Academic Freedom Report Completed
The report into the state of academic freedom in New Zealand universities, commissioned by the Association of University Staff (AUS) last year, has been completed. A summary of the report, together with its recommendations, has been released to the media and can be read on the AUS website [www.aus.ac.nz] from Monday 13 March. Dunmore Press will publish the full report later in the year in book form.
Dr Donald Savage, Canadian higher education specialist who conducted the independent inquiry, consulted people from many sectors, including the universities, the government and the parliamentary opposition, the Ministry of Education, the Business Roundtable, the Academic Audit Unit and the Security Intelligence Service.

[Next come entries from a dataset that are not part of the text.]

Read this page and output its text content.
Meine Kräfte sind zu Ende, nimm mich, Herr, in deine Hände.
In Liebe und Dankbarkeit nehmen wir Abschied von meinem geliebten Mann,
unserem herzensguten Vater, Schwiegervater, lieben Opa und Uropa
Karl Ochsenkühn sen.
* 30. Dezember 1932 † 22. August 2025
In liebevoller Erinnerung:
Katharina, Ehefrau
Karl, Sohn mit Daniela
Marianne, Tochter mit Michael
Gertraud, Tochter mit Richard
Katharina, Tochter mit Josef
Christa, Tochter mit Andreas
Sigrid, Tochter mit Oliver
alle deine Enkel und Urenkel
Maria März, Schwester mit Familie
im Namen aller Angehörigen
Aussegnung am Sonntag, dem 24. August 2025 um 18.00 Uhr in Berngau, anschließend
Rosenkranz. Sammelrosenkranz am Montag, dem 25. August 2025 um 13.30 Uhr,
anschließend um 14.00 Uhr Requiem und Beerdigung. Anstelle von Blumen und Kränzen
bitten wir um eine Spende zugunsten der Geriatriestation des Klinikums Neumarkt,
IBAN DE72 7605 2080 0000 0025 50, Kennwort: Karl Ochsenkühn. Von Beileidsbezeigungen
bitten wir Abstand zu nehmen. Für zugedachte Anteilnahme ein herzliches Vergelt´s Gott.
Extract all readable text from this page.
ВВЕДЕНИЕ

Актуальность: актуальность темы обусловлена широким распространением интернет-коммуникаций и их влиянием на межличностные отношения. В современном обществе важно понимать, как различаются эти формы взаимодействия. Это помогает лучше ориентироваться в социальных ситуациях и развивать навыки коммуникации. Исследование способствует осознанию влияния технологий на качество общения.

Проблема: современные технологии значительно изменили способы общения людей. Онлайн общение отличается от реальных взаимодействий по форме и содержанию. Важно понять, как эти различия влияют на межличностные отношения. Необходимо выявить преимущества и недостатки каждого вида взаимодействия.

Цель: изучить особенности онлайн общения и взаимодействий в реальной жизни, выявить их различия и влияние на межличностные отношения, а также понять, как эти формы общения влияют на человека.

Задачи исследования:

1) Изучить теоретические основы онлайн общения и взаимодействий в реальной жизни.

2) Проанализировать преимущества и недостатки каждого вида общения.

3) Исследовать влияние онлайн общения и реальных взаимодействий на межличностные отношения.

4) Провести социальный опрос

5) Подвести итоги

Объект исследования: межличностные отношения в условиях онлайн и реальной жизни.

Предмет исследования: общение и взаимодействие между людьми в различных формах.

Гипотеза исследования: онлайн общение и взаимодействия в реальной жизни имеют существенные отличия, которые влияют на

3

The inquiry was publicised throughout the universities, and staff were invited to raise any related issues.
The report has three main parts:
Definitions of academic freedom
Part A examines and clarifies various definitions of academic freedom
It notes that the institutional form of academic freedom, university autonomy, requires a degree of self-governance necessary for local decision making, consistent with a respect for public accountability.
Part B deals with external challenges and threats to academic freedom and autonomy, including those that arise from the relationship of the universities with central government. Various safeguards and structures to maintain academic freedom and autonomy are suggested. Some of these relate to:
the functions of the new Tertiary Education Advisory Commission;
ownership of the universities;
the funding of research;
controversial teaching and research;
the research relationship between the university and the business community;
institutions’ financial reporting requirements;
developments in the World Trade Organisation; and
the activities of the Security Intelligence Service
Part C of the report deals with internal challenges and threats to academic freedom and autonomy. Recommendations here include:
Universities should consider amplifying the definition of academic freedom in the Education Act with statements of their own, preferably in the collective employment agreement with academic staff.
Emphasis is placed on the distinction between executive and legislative functions within the university and the roles of the governing council, vice-chancellors, deans and other academic administrators are examined.
The statutory role of Vice-Chancellor as sole employer of staff is seen as concentrating too much power in one person and it is recommended that the function should be transferred to the council.
Finally, the report notes that UNESCO, in its recent policy statement on the status of higher education teaching personnel, placed some emphasis on collegial self-government as an essential operational part of academic freedom. It considers that the academic boards provide the key structure for this, notes that they have become increasingly ineffectual, and suggests ways of strengthening those bodies.